Al lado del castillo hay una grúa gigantesca de color amarillo. A quien va a Ljubljana por primera vez, aquella grúa le da la impresión de que están reformando el castillo y que en breve será completamente restaurado. Los habitantes de la ciudad, sin embargo, saben que la grúa lleva allí muchos años, aunque nadie sepa la verdadera razón. Veronika le contó a Eduard que cuando se pide a los niños de un jardín de infancia que dibujen el castillo de Ljubljana, ellos siempre incluyen la grúa en el dibujo.
—Además, la grúa siempre se ve mejor conservada que el castillo.
Eduard se rio.
—Deberías estar muerta —comentó, aún bajo el efecto del alcohol pero denotando cierto temor en la voz—. No me explico cómo tu corazón ha podido soportar esta subida.
Veronika le dio un prolongado beso.
—Mira bien mi rostro —le dijo—. Guárdalo con los ojos de tu alma para que puedas reproducirlo algún día. Si quieres empieza por él, pero vuelve a pintar. Ésta es mi última petición. ¿Tú crees en Dios?
—Sí, creo.
—Entonces vas a jurar, por el Dios en el que crees, que me pintarás.
—Lo juro.
—Y que, después de pintarme, continuarás pintando.
—No sé si puedo jurar eso.
—Puedes. Y voy a decirte más: gracias por haber dado un sentido a mi vida.

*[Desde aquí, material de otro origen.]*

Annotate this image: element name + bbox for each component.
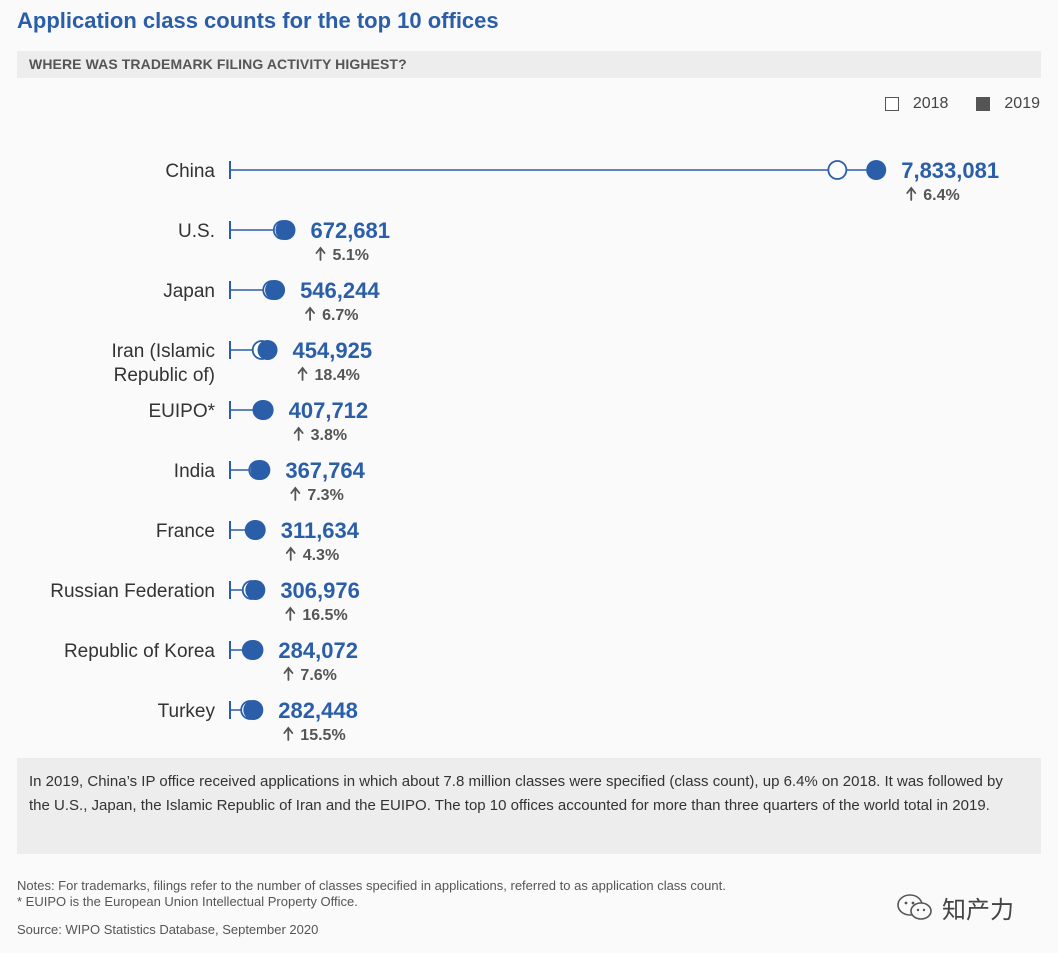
marker-2019	[253, 400, 274, 420]
value-label-2019: 454,925	[293, 338, 373, 363]
up-arrow-icon	[293, 426, 304, 441]
growth-label: 6.4%	[923, 187, 959, 204]
growth-label: 7.6%	[300, 667, 336, 684]
up-arrow-icon	[283, 666, 294, 681]
growth-label: 4.3%	[303, 547, 339, 564]
up-arrow-icon	[283, 726, 294, 741]
growth-label: 18.4%	[315, 367, 360, 384]
marker-2019	[250, 460, 271, 480]
wechat-icon	[897, 893, 932, 920]
footnotes: Notes: For trademarks, filings refer to …	[17, 878, 726, 910]
value-label-2019: 407,712	[289, 398, 369, 423]
marker-2019	[275, 220, 296, 240]
source-note: Source: WIPO Statistics Database, Septem…	[17, 922, 319, 937]
marker-2019	[245, 520, 266, 540]
up-arrow-icon	[285, 546, 296, 561]
category-label: France	[156, 521, 215, 542]
marker-2019	[245, 580, 266, 600]
marker-2019	[866, 160, 887, 180]
growth-label: 16.5%	[302, 607, 347, 624]
category-label: Iran (Islamic Republic of)	[112, 341, 215, 386]
up-arrow-icon	[297, 366, 308, 381]
value-label-2019: 282,448	[278, 698, 358, 723]
value-label-2019: 311,634	[281, 518, 360, 543]
legend-label-2019: 2019	[1004, 95, 1040, 112]
marker-2019	[265, 280, 286, 300]
legend-label-2018: 2018	[912, 95, 949, 112]
value-label-2019: 284,072	[278, 638, 358, 663]
up-arrow-icon	[305, 306, 315, 321]
category-label: Republic of Korea	[64, 641, 215, 662]
marker-2019	[243, 640, 264, 660]
chart-title: Application class counts for the top 10 …	[17, 8, 499, 33]
marker-2019	[243, 700, 264, 720]
up-arrow-icon	[906, 186, 917, 201]
value-label-2019: 306,976	[280, 578, 360, 603]
growth-label: 3.8%	[311, 427, 347, 444]
marker-2018	[827, 160, 848, 180]
legend-swatch-2018	[884, 97, 899, 111]
category-label: EUIPO*	[148, 401, 215, 422]
up-arrow-icon	[290, 486, 301, 501]
growth-label: 5.1%	[332, 247, 368, 264]
legend-swatch-2019	[976, 97, 991, 111]
value-label-2019: 672,681	[310, 218, 390, 243]
footnote-notes: Notes: For trademarks, filings refer to …	[17, 878, 726, 893]
footnote-euipo: * EUIPO is the European Union Intellectu…	[17, 894, 358, 909]
category-label: India	[174, 461, 216, 482]
summary-text: In 2019, China’s IP office received appl…	[29, 773, 1003, 814]
value-label-2019: 367,764	[285, 458, 365, 483]
watermark: 知产力	[896, 890, 1014, 925]
value-label-2019: 7,833,081	[901, 158, 999, 183]
marker-2019	[257, 340, 278, 360]
growth-label: 6.7%	[322, 307, 358, 324]
category-label: Russian Federation	[50, 581, 215, 602]
category-label: Turkey	[158, 701, 216, 722]
chart-subtitle: WHERE WAS TRADEMARK FILING ACTIVITY HIGH…	[29, 56, 407, 72]
subtitle-bar: WHERE WAS TRADEMARK FILING ACTIVITY HIGH…	[17, 51, 1041, 78]
value-label-2019: 546,244	[300, 278, 380, 303]
legend: 2018 2019	[884, 95, 1040, 113]
growth-label: 7.3%	[307, 487, 343, 504]
up-arrow-icon	[315, 246, 326, 261]
category-label: Japan	[163, 281, 215, 302]
summary-box: In 2019, China’s IP office received appl…	[17, 758, 1041, 854]
watermark-text: 知产力	[942, 897, 1014, 924]
growth-label: 15.5%	[300, 727, 345, 744]
dumbbell-chart: China 7,833,081 6.4% U.S. 672,681 5.1% Japan 54…	[50, 158, 999, 744]
category-label: China	[165, 161, 215, 182]
up-arrow-icon	[285, 606, 296, 621]
category-label: U.S.	[178, 221, 215, 242]
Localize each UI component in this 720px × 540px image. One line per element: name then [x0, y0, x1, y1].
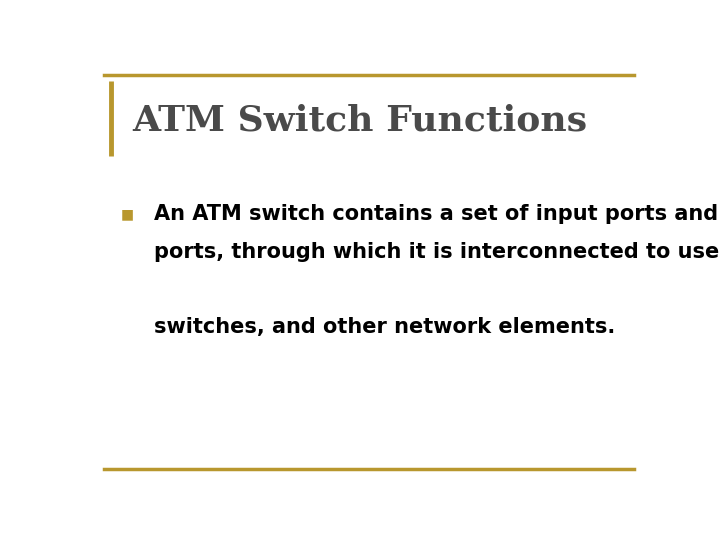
Text: switches, and other network elements.: switches, and other network elements.	[154, 317, 616, 337]
Text: An ATM switch contains a set of input ports and output: An ATM switch contains a set of input po…	[154, 205, 720, 225]
Text: ports, through which it is interconnected to users, other: ports, through which it is interconnecte…	[154, 242, 720, 262]
Text: ■: ■	[121, 207, 134, 221]
Text: ATM Switch Functions: ATM Switch Functions	[132, 104, 587, 138]
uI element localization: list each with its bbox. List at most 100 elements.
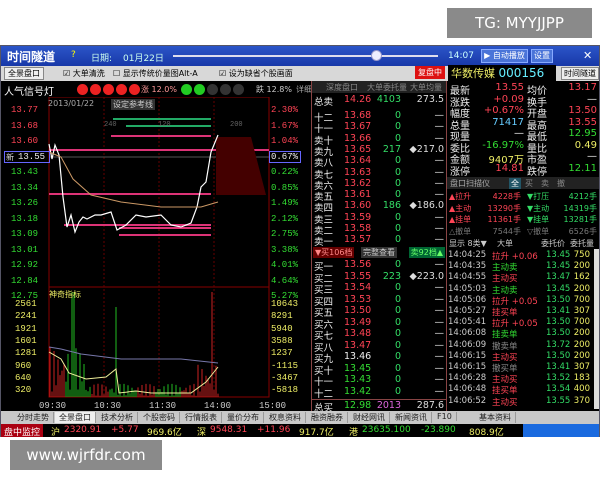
tab-1[interactable]: 全景盘口 xyxy=(55,412,96,423)
help-icon[interactable]: ? xyxy=(71,50,76,60)
sell-price: 13.66 xyxy=(344,132,372,144)
signal-light-icon xyxy=(194,84,205,95)
indicator-line-2 xyxy=(48,351,219,394)
scanner-buy-type: ▲拉升 xyxy=(449,192,472,201)
tab-11[interactable]: 基本资料 xyxy=(475,412,516,423)
sell-qty: 0 xyxy=(394,166,401,178)
sell-avg: — xyxy=(434,211,445,223)
sz-index: 9548.31 xyxy=(210,425,248,435)
scanner-tab[interactable]: 卖 xyxy=(541,179,549,188)
tab-9[interactable]: 新闻资讯 xyxy=(391,412,432,423)
autoplay-button[interactable]: ▶ 自动播放 xyxy=(481,49,528,63)
order-book-row: 卖六 13.62 0 — xyxy=(312,177,446,192)
sell-avg: — xyxy=(434,132,445,144)
traditional-chart-checkbox[interactable]: ☐ 显示传统价量图Alt-A xyxy=(113,69,198,78)
tab-5[interactable]: 量价分布 xyxy=(223,412,264,423)
scanner-sell-qty: 6526手 xyxy=(568,226,597,236)
close-button[interactable]: ✕ xyxy=(583,49,593,62)
reference-line-button[interactable]: 设定参考线 xyxy=(111,99,155,110)
trade-price: 13.47 xyxy=(546,272,571,283)
volume-axis-label: 1921 xyxy=(15,323,37,334)
buy-label: 买八 xyxy=(314,342,334,354)
order-book-midbar: ▼买106档 完整查看 卖92档▲ xyxy=(312,247,446,258)
tab-2[interactable]: 技术分析 xyxy=(97,412,138,423)
order-book-row: 买十 13.45 0 — xyxy=(312,362,446,377)
trade-type: 主动买 xyxy=(492,375,518,386)
index-ticker: 盘中监控 沪 2320.91 +5.77 969.6亿 深 9548.31 +1… xyxy=(1,424,599,438)
quote-label: 总量 xyxy=(450,120,470,132)
quote-label: 均价 xyxy=(527,86,547,97)
full-view-button[interactable]: 完整查看 xyxy=(361,247,397,258)
trade-type: 拉升 +0.06 xyxy=(492,252,538,262)
time-tunnel-button[interactable]: 时间隧道 xyxy=(561,67,599,80)
panorama-tab[interactable]: 全景盘口 xyxy=(4,67,44,80)
tab-10[interactable]: F10 xyxy=(433,412,457,421)
price-axis-label: 13.77 xyxy=(11,105,39,115)
trade-type: 主动卖 xyxy=(492,263,518,274)
big-order-clean-checkbox[interactable]: ☑ 大单清洗 xyxy=(63,69,105,78)
grid-label: 120 xyxy=(158,121,171,129)
trade-volume: 200 xyxy=(573,328,590,339)
buy-price: 13.45 xyxy=(344,362,372,374)
total_sell-qty: 4103 xyxy=(376,94,401,105)
trade-row: 14:04:25 拉升 +0.06 13.45 750 xyxy=(447,250,592,262)
signal-light-icon xyxy=(220,84,231,95)
sell-qty: 0 xyxy=(394,121,401,133)
title-bar: 时间隧道 ? 日期: 01月22日 14:07 ▶ 自动播放 设置 ✕ xyxy=(1,46,599,66)
quote-value: — xyxy=(587,93,597,105)
trade-type: 拉升 +0.05 xyxy=(492,296,538,307)
buy-avg: — xyxy=(434,385,445,397)
scanner-footer-cell: 大单 xyxy=(497,239,513,248)
buy-label: 买五 xyxy=(314,308,334,319)
trade-volume: 750 xyxy=(573,250,590,260)
total-sell-row: 总卖 14.26 4103 273.5 xyxy=(312,94,446,108)
scanner-tab[interactable]: 全 xyxy=(509,178,521,189)
buy-label: 买二 xyxy=(314,273,334,285)
tab-0[interactable]: 分时走势 xyxy=(13,412,54,423)
tab-6[interactable]: 权息资料 xyxy=(265,412,306,423)
trade-list-scrollbar[interactable] xyxy=(594,249,599,409)
buy-avg: — xyxy=(434,374,445,385)
order-book-row: 买二 13.55 223 ◆223.0 xyxy=(312,270,446,285)
quote-row: 现量 — 最低 12.95 xyxy=(447,128,599,143)
date-picker[interactable]: 01月22日 xyxy=(123,54,164,64)
buy-qty: 0 xyxy=(394,282,401,293)
sell-qty: 0 xyxy=(394,110,401,121)
scanner-buy-type: ▲主动 xyxy=(449,203,472,213)
tab-4[interactable]: 行情报表 xyxy=(181,412,222,423)
default-view-checkbox[interactable]: ☑ 设为缺省个股画面 xyxy=(219,69,293,78)
time-slider-handle[interactable] xyxy=(371,50,382,61)
buy-qty: 0 xyxy=(394,339,401,351)
tab-7[interactable]: 融资融券 xyxy=(307,412,348,423)
scanner-tab[interactable]: 撤 xyxy=(557,179,565,188)
scanner-sell-qty: 13281手 xyxy=(563,215,597,224)
quote-label: 跌停 xyxy=(527,166,547,178)
buy-levels-tab[interactable]: ▼买106档 xyxy=(313,247,355,258)
scanner-tab[interactable]: 买 xyxy=(525,179,533,188)
buy-avg: ◆223.0 xyxy=(409,270,444,282)
detail-button[interactable]: 详细 xyxy=(296,85,312,94)
monitor-button[interactable]: 盘中监控 xyxy=(1,424,44,438)
sell-levels-tab[interactable]: 卖92档▲ xyxy=(408,247,445,258)
trade-time: 14:06:28 xyxy=(448,373,487,384)
scanner-sell-type: ▼打压 xyxy=(527,192,550,201)
scanner-header: 盘口扫描仪 全买卖撤 xyxy=(447,177,599,189)
time-slider-track[interactable] xyxy=(173,55,438,57)
scanner-buy-qty: 7544手 xyxy=(492,226,521,236)
sell-qty: 0 xyxy=(394,155,401,167)
settings-button[interactable]: 设置 xyxy=(531,49,553,63)
sh-amount: 969.6亿 xyxy=(147,428,182,438)
volume-axis-label: 960 xyxy=(15,360,32,371)
tab-3[interactable]: 个股密码 xyxy=(139,412,180,423)
quote-value: — xyxy=(514,128,524,139)
trade-row: 14:05:41 拉升 +0.05 13.50 700 xyxy=(447,317,592,329)
tab-8[interactable]: 财经网讯 xyxy=(349,412,390,423)
sell-avg: — xyxy=(434,110,445,121)
trade-type: 主动买 xyxy=(492,397,518,408)
sell-price: 13.62 xyxy=(344,177,372,189)
time-axis-label: 10:30 xyxy=(94,401,122,411)
sell-avg: — xyxy=(434,121,445,133)
sell-label: 十一 xyxy=(314,124,334,136)
scanner-footer-cell[interactable]: 显示 8类▼ xyxy=(449,239,487,248)
buy-label: 十一 xyxy=(314,377,334,388)
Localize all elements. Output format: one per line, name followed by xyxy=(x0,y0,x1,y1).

Yo vine a este mundo para pasar todo lo que pasé, intentar el suicidio, destruir mi corazón, encontrarte, subir a este castillo y dejar que tú grabases mi rostro en tu alma. Ésta es la única razón por la cual yo vine al mundo; hacer que tú retomases el camino que interrumpiste. ¡No hagas que yo sienta que mi vida fue inútil!
—Quizás sea demasiado pronto o demasiado tarde, y, sin embargo, de la misma forma que tú lo has hecho conmigo, yo quiero decir que te amo. No necesitas creerme, quizás sea una tontería, una fantasía mía.
Veronika abrazó a Eduard y pidió al Dios en quien no creía que se la llevara en aquel momento.
Cerró los ojos y sintió que él hacía lo mismo. Y el sueño vino, profundo, sin sueños. La muerte era dulce, olía a vino y acariciaba sus cabellos.